Question

If the end correction of an open pipe is 0.8cm, then inner radius of that pipe will be:
a. \[\dfrac{1}{3}cm\]
b. \[\dfrac{2}{3}cm\]
c. \[\dfrac{3}{2}cm\]
d. \[0.2cm\]

Answer 1

Hint: When a strong blast of air is allowed to flow from the pipe then high frequency notes can be observed in the pipe known as overtones, the distance between the antinodes and the open end of the pipe is known as end correction.

Formula used: The formula of the open pipe is given by,
$ \Rightarrow \Delta l = 1 \cdot 2 \times r$
Where end correction is $\Delta l$ and inner radius is $r$.

Complete step by step answer:
Whenever there is a formation of wave in the open pipe then the wave is not actually starting from the pipe’s starting point but instead it is starting before the opening of the pipe and therefore we can have error in studying the properties of the wave theoretically and therefore we need end correction for better studying of the wave formation.
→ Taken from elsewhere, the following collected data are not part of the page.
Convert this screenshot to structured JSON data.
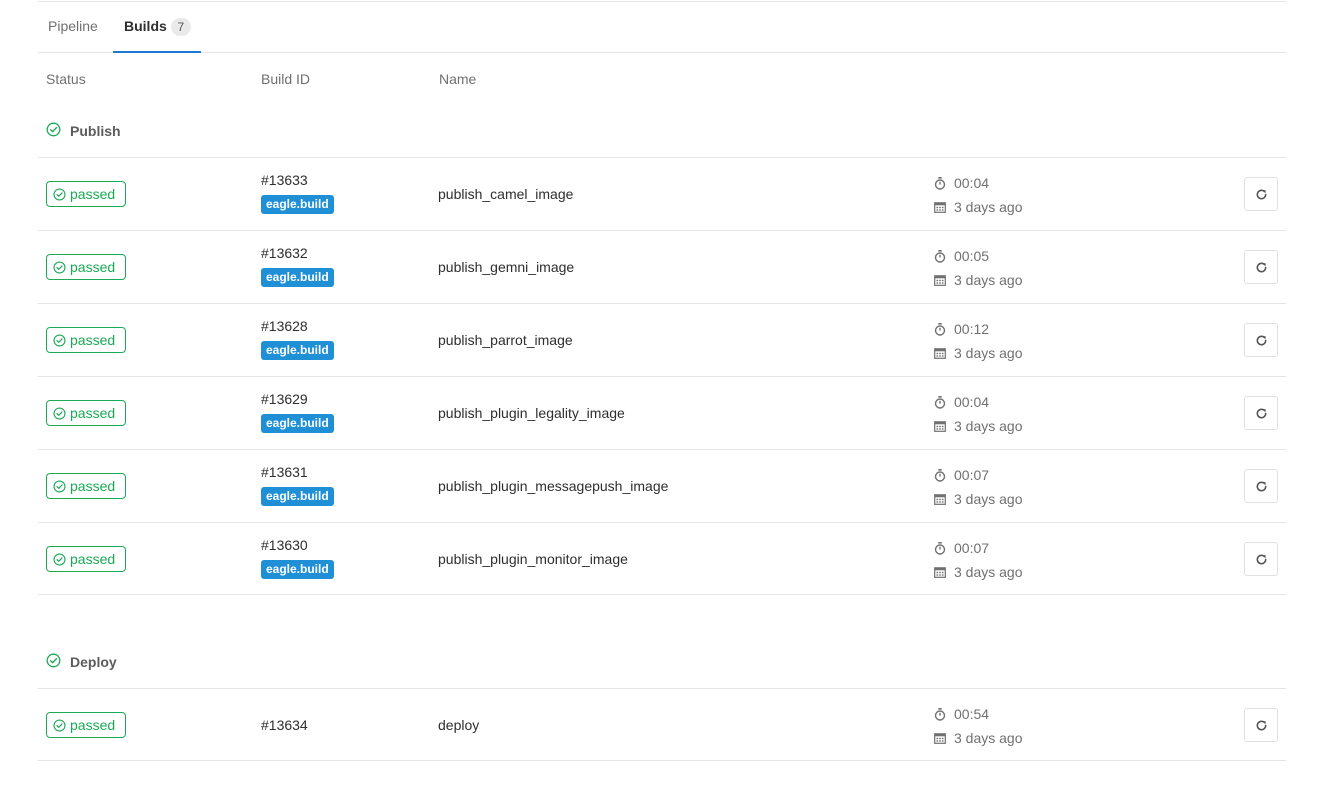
{
  "tabs": {
    "pipeline": "Pipeline",
    "builds": "Builds",
    "builds_count": "7"
  },
  "columns": {
    "status": "Status",
    "build_id": "Build ID",
    "name": "Name"
  },
  "colors": {
    "success": "#1aaa55",
    "tag": "#1f8fd6",
    "active_tab": "#1f78d1"
  },
  "stages": [
    {
      "name": "Publish",
      "jobs": [
        {
          "status": "passed",
          "id": "#13633",
          "tag": "eagle.build",
          "name": "publish_camel_image",
          "duration": "00:04",
          "finished": "3 days ago"
        },
        {
          "status": "passed",
          "id": "#13632",
          "tag": "eagle.build",
          "name": "publish_gemni_image",
          "duration": "00:05",
          "finished": "3 days ago"
        },
        {
          "status": "passed",
          "id": "#13628",
          "tag": "eagle.build",
          "name": "publish_parrot_image",
          "duration": "00:12",
          "finished": "3 days ago"
        },
        {
          "status": "passed",
          "id": "#13629",
          "tag": "eagle.build",
          "name": "publish_plugin_legality_image",
          "duration": "00:04",
          "finished": "3 days ago"
        },
        {
          "status": "passed",
          "id": "#13631",
          "tag": "eagle.build",
          "name": "publish_plugin_messagepush_image",
          "duration": "00:07",
          "finished": "3 days ago"
        },
        {
          "status": "passed",
          "id": "#13630",
          "tag": "eagle.build",
          "name": "publish_plugin_monitor_image",
          "duration": "00:07",
          "finished": "3 days ago"
        }
      ]
    },
    {
      "name": "Deploy",
      "jobs": [
        {
          "status": "passed",
          "id": "#13634",
          "name": "deploy",
          "duration": "00:54",
          "finished": "3 days ago"
        }
      ]
    }
  ]
}
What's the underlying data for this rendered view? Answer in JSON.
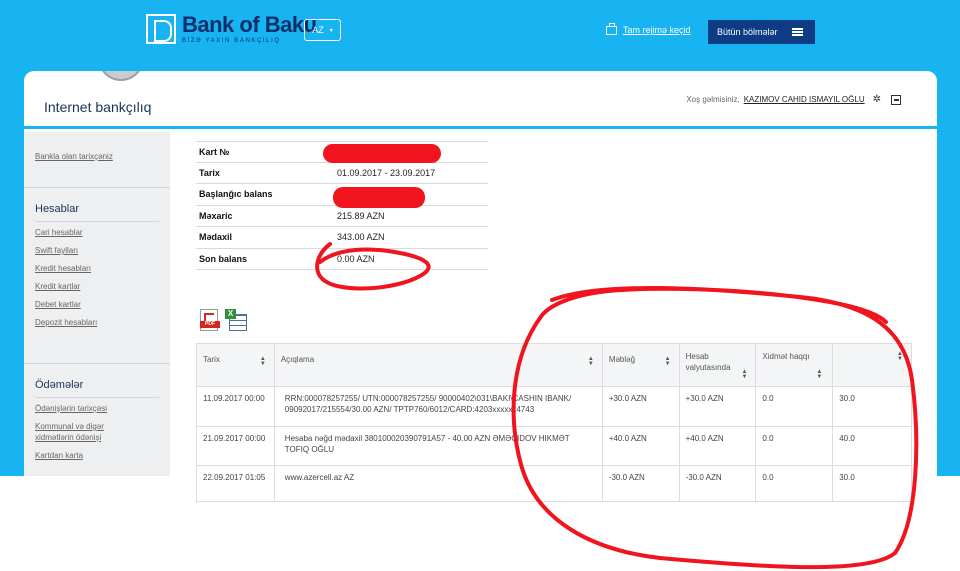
{
  "header": {
    "bank_name": "Bank of Baku",
    "tagline": "BİZƏ YAXIN BANKÇILIQ",
    "language": "AZ",
    "full_mode_link": "Tam rejimə keçid",
    "all_sections_button": "Bütün bölmələr"
  },
  "page": {
    "title": "Internet bankçılıq",
    "welcome_text": "Xoş gəlmisiniz,",
    "user_name": "KAZIMOV CAHID ISMAYIL OĞLU"
  },
  "sidebar": {
    "top_link": "Bankla olan tarixçəniz",
    "sections": [
      {
        "title": "Hesablar",
        "links": [
          "Cari hesablar",
          "Swift faylları",
          "Kredit hesabları",
          "Kredit kartlar",
          "Debet kartlar",
          "Depozit hesabları"
        ]
      },
      {
        "title": "Ödəmələr",
        "links": [
          "Ödənişlərin tarixçəsi",
          "Kommunal və digər xidmətlərin ödənişi",
          "Kartdan karta"
        ]
      }
    ]
  },
  "summary": {
    "rows": [
      {
        "label": "Kart №",
        "value": ""
      },
      {
        "label": "Tarix",
        "value": "01.09.2017 - 23.09.2017"
      },
      {
        "label": "Başlanğıc balans",
        "value": ""
      },
      {
        "label": "Məxaric",
        "value": "215.89 AZN"
      },
      {
        "label": "Mədaxil",
        "value": "343.00 AZN"
      },
      {
        "label": "Son balans",
        "value": "0.00 AZN"
      }
    ]
  },
  "export": {
    "pdf_label": "PDF",
    "excel_label": "X"
  },
  "transactions": {
    "columns": [
      "Tarix",
      "Açıqlama",
      "Məbləğ",
      "Hesab valyutasında",
      "Xidmət haqqı",
      ""
    ],
    "rows": [
      {
        "date": "11.09.2017 00:00",
        "description": "RRN:000078257255/ UTN:000078257255/ 90000402\\031\\BAKI\\CASHIN IBANK/ 09092017/215554/30.00 AZN/ TPTP760/6012/CARD:4203xxxxxx4743",
        "amount": "+30.0 AZN",
        "account_amount": "+30.0 AZN",
        "fee": "0.0",
        "balance": "30.0"
      },
      {
        "date": "21.09.2017 00:00",
        "description": "Hesaba nəğd mədaxil 380100020390791A57 - 40.00 AZN ƏMƏCIDOV HIKMƏT TOFIQ OĞLU",
        "amount": "+40.0 AZN",
        "account_amount": "+40.0 AZN",
        "fee": "0.0",
        "balance": "40.0"
      },
      {
        "date": "22.09.2017 01:05",
        "description": "www.azercell.az AZ",
        "amount": "-30.0 AZN",
        "account_amount": "-30.0 AZN",
        "fee": "0.0",
        "balance": "30.0"
      }
    ]
  },
  "colors": {
    "brand_blue": "#17b4f1",
    "navy": "#0d3b84",
    "positive": "#1a9a2e",
    "negative": "#e0303a",
    "annotation_red": "#f0141e"
  }
}
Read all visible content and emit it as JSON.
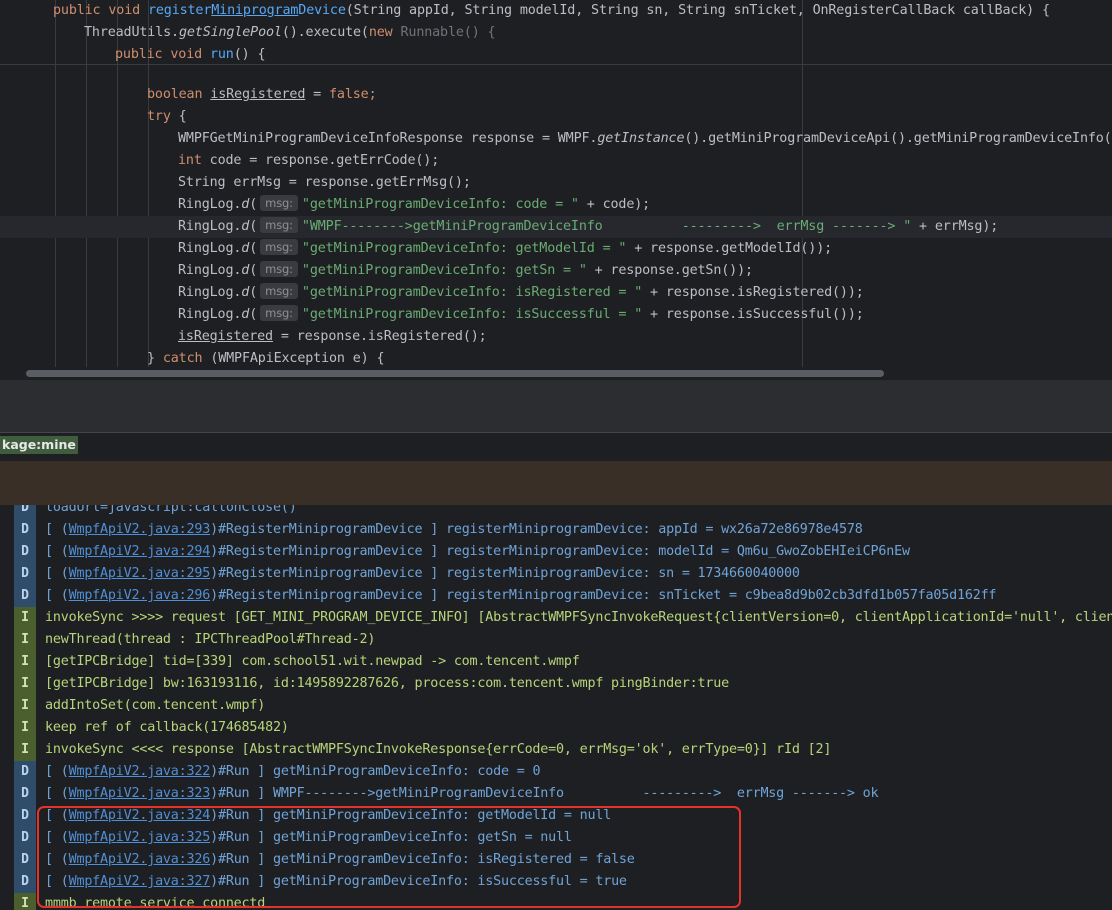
{
  "editor": {
    "lines": [
      {
        "id": "l1",
        "parts": [
          [
            "kw",
            "public void "
          ],
          [
            "fn",
            "register"
          ],
          [
            "fn field",
            "Miniprogram"
          ],
          [
            "fn",
            "Device"
          ],
          [
            "lam",
            "(String appId, String modelId, String sn, String snTicket, OnRegisterCallBack callBack) {"
          ]
        ]
      },
      {
        "id": "l2",
        "parts": [
          [
            "lam",
            "ThreadUtils."
          ],
          [
            "ital",
            "getSinglePool"
          ],
          [
            "lam",
            "().execute("
          ],
          [
            "kw",
            "new "
          ],
          [
            "dim",
            "Runnable() {"
          ]
        ]
      },
      {
        "id": "l3",
        "parts": [
          [
            "kw",
            "public void "
          ],
          [
            "fn",
            "run"
          ],
          [
            "lam",
            "() {"
          ]
        ]
      },
      {
        "id": "l4",
        "parts": [
          [
            "kw",
            "boolean "
          ],
          [
            "field",
            "isRegistered"
          ],
          [
            "lam",
            " = "
          ],
          [
            "kw",
            "false"
          ],
          [
            "kw",
            ";"
          ]
        ]
      },
      {
        "id": "l5",
        "parts": [
          [
            "kw",
            "try "
          ],
          [
            "lam",
            "{"
          ]
        ]
      },
      {
        "id": "l6",
        "parts": [
          [
            "lam",
            "WMPFGetMiniProgramDeviceInfoResponse response = WMPF."
          ],
          [
            "ital",
            "getInstance"
          ],
          [
            "lam",
            "().getMiniProgramDeviceApi().getMiniProgramDeviceInfo();"
          ]
        ]
      },
      {
        "id": "l7",
        "parts": [
          [
            "kw",
            "int "
          ],
          [
            "lam",
            "code = response.getErrCode();"
          ]
        ]
      },
      {
        "id": "l8",
        "parts": [
          [
            "lam",
            "String errMsg = response.getErrMsg();"
          ]
        ]
      },
      {
        "id": "l9",
        "parts": [
          [
            "lam",
            "RingLog."
          ],
          [
            "ital",
            "d"
          ],
          [
            "lam",
            "("
          ],
          [
            "hint",
            "msg:"
          ],
          [
            "st",
            "\"getMiniProgramDeviceInfo: code = \""
          ],
          [
            "lam",
            " + code);"
          ]
        ]
      },
      {
        "id": "l10",
        "parts": [
          [
            "lam",
            "RingLog."
          ],
          [
            "ital",
            "d"
          ],
          [
            "lam",
            "("
          ],
          [
            "hint",
            "msg:"
          ],
          [
            "st",
            "\"WMPF-------->getMiniProgramDeviceInfo          --------->  errMsg -------> \""
          ],
          [
            "lam",
            " + errMsg);"
          ]
        ]
      },
      {
        "id": "l11",
        "parts": [
          [
            "lam",
            "RingLog."
          ],
          [
            "ital",
            "d"
          ],
          [
            "lam",
            "("
          ],
          [
            "hint",
            "msg:"
          ],
          [
            "st",
            "\"getMiniProgramDeviceInfo: getModelId = \""
          ],
          [
            "lam",
            " + response.getModelId());"
          ]
        ]
      },
      {
        "id": "l12",
        "parts": [
          [
            "lam",
            "RingLog."
          ],
          [
            "ital",
            "d"
          ],
          [
            "lam",
            "("
          ],
          [
            "hint",
            "msg:"
          ],
          [
            "st",
            "\"getMiniProgramDeviceInfo: getSn = \""
          ],
          [
            "lam",
            " + response.getSn());"
          ]
        ]
      },
      {
        "id": "l13",
        "parts": [
          [
            "lam",
            "RingLog."
          ],
          [
            "ital",
            "d"
          ],
          [
            "lam",
            "("
          ],
          [
            "hint",
            "msg:"
          ],
          [
            "st",
            "\"getMiniProgramDeviceInfo: isRegistered = \""
          ],
          [
            "lam",
            " + response.isRegistered());"
          ]
        ]
      },
      {
        "id": "l14",
        "parts": [
          [
            "lam",
            "RingLog."
          ],
          [
            "ital",
            "d"
          ],
          [
            "lam",
            "("
          ],
          [
            "hint",
            "msg:"
          ],
          [
            "st",
            "\"getMiniProgramDeviceInfo: isSuccessful = \""
          ],
          [
            "lam",
            " + response.isSuccessful());"
          ]
        ]
      },
      {
        "id": "l15",
        "parts": [
          [
            "field",
            "isRegistered"
          ],
          [
            "lam",
            " = response.isRegistered();"
          ]
        ]
      },
      {
        "id": "l16",
        "parts": [
          [
            "lam",
            "} "
          ],
          [
            "kw",
            "catch "
          ],
          [
            "lam",
            "(WMPFApiException e) {"
          ]
        ]
      }
    ]
  },
  "filter": {
    "text": "kage:mine"
  },
  "log": {
    "rows": [
      {
        "level": "D",
        "text": "loadUrl=javascript:callonClose()"
      },
      {
        "level": "D",
        "pre": "[ (",
        "link": "WmpfApiV2.java:293",
        "post": ")#RegisterMiniprogramDevice ] registerMiniprogramDevice: appId = wx26a72e86978e4578"
      },
      {
        "level": "D",
        "pre": "[ (",
        "link": "WmpfApiV2.java:294",
        "post": ")#RegisterMiniprogramDevice ] registerMiniprogramDevice: modelId = Qm6u_GwoZobEHIeiCP6nEw"
      },
      {
        "level": "D",
        "pre": "[ (",
        "link": "WmpfApiV2.java:295",
        "post": ")#RegisterMiniprogramDevice ] registerMiniprogramDevice: sn = 1734660040000"
      },
      {
        "level": "D",
        "pre": "[ (",
        "link": "WmpfApiV2.java:296",
        "post": ")#RegisterMiniprogramDevice ] registerMiniprogramDevice: snTicket = c9bea8d9b02cb3dfd1b057fa05d162ff"
      },
      {
        "level": "I",
        "text": "invokeSync >>>> request [GET_MINI_PROGRAM_DEVICE_INFO] [AbstractWMPFSyncInvokeRequest{clientVersion=0, clientApplicationId='null', client"
      },
      {
        "level": "I",
        "text": "newThread(thread : IPCThreadPool#Thread-2)"
      },
      {
        "level": "I",
        "text": "[getIPCBridge] tid=[339] com.school51.wit.newpad -> com.tencent.wmpf"
      },
      {
        "level": "I",
        "text": "[getIPCBridge] bw:163193116, id:1495892287626, process:com.tencent.wmpf pingBinder:true"
      },
      {
        "level": "I",
        "text": "addIntoSet(com.tencent.wmpf)"
      },
      {
        "level": "I",
        "text": "keep ref of callback(174685482)"
      },
      {
        "level": "I",
        "text": "invokeSync <<<< response [AbstractWMPFSyncInvokeResponse{errCode=0, errMsg='ok', errType=0}] rId [2]"
      },
      {
        "level": "D",
        "pre": "[ (",
        "link": "WmpfApiV2.java:322",
        "post": ")#Run ] getMiniProgramDeviceInfo: code = 0"
      },
      {
        "level": "D",
        "pre": "[ (",
        "link": "WmpfApiV2.java:323",
        "post": ")#Run ] WMPF-------->getMiniProgramDeviceInfo          --------->  errMsg -------> ok"
      },
      {
        "level": "D",
        "pre": "[ (",
        "link": "WmpfApiV2.java:324",
        "post": ")#Run ] getMiniProgramDeviceInfo: getModelId = null"
      },
      {
        "level": "D",
        "pre": "[ (",
        "link": "WmpfApiV2.java:325",
        "post": ")#Run ] getMiniProgramDeviceInfo: getSn = null"
      },
      {
        "level": "D",
        "pre": "[ (",
        "link": "WmpfApiV2.java:326",
        "post": ")#Run ] getMiniProgramDeviceInfo: isRegistered = false"
      },
      {
        "level": "D",
        "pre": "[ (",
        "link": "WmpfApiV2.java:327",
        "post": ")#Run ] getMiniProgramDeviceInfo: isSuccessful = true"
      },
      {
        "level": "I",
        "text": "mmmb remote service connectd"
      }
    ]
  }
}
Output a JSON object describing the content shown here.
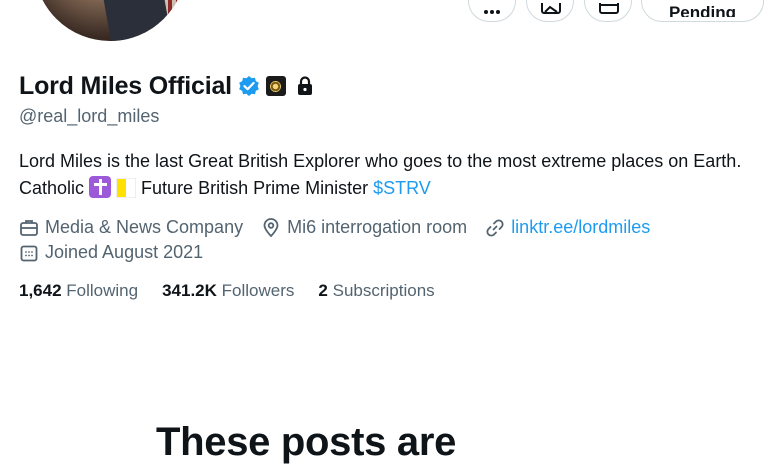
{
  "profile": {
    "display_name": "Lord Miles Official",
    "handle": "@real_lord_miles",
    "bio_text_1": "Lord Miles is the last Great British Explorer who goes to the most extreme places on Earth. Catholic ",
    "bio_text_2": " Future British Prime Minister ",
    "bio_cashtag": "$STRV",
    "category": "Media & News Company",
    "location": "Mi6 interrogation room",
    "website": "linktr.ee/lordmiles",
    "joined": "Joined August 2021"
  },
  "actions": {
    "pending_label": "Pending"
  },
  "stats": {
    "following_count": "1,642",
    "following_label": "Following",
    "followers_count": "341.2K",
    "followers_label": "Followers",
    "subscriptions_count": "2",
    "subscriptions_label": "Subscriptions"
  },
  "protected_notice": {
    "title": "These posts are"
  },
  "icons": {
    "verified": "verified-badge-icon",
    "affiliate": "affiliate-badge-icon",
    "protected": "lock-icon",
    "category": "briefcase-icon",
    "location": "location-pin-icon",
    "website": "link-icon",
    "joined": "calendar-icon"
  },
  "colors": {
    "accent": "#1d9bf0",
    "secondary_text": "#536471",
    "primary_text": "#0f1419"
  }
}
The end correction depends only on the radius of the pipe.
It is given in the problem that the end correction of an open pipe is 0.8cm, then we need to find the inner radius of that pipe.
The formula of the open pipe is given by,
$ \Rightarrow \Delta l = 1 \cdot 2 \times r$
Where end correction is$\Delta l$ and inner radius is r.

The end correction is given as 0.8 cm therefore we get.
$ \Rightarrow \Delta l = 1 \cdot 2 \times r$
$ \Rightarrow 0 \cdot 8 = 1 \cdot 2 \times r$
$ \Rightarrow r = \dfrac{{0 \cdot 8}}{{1 \cdot 2}}$
$ \Rightarrow r = \dfrac{8}{{12}}$
$ \Rightarrow r = \dfrac{4}{6}$
$ \Rightarrow r = \dfrac{2}{3}cm$.
The inner radius of the pipe is $r = \dfrac{2}{3}cm$.

Hence, the correct answer is option (B).

Note: Remember the formula of the relation between the end correction and the inner relation. The antinodes are mid-way between the nodes and they are the points where the wave has maximum amplitude. When we design an organ or Boomwhacker then we must consider their diameter.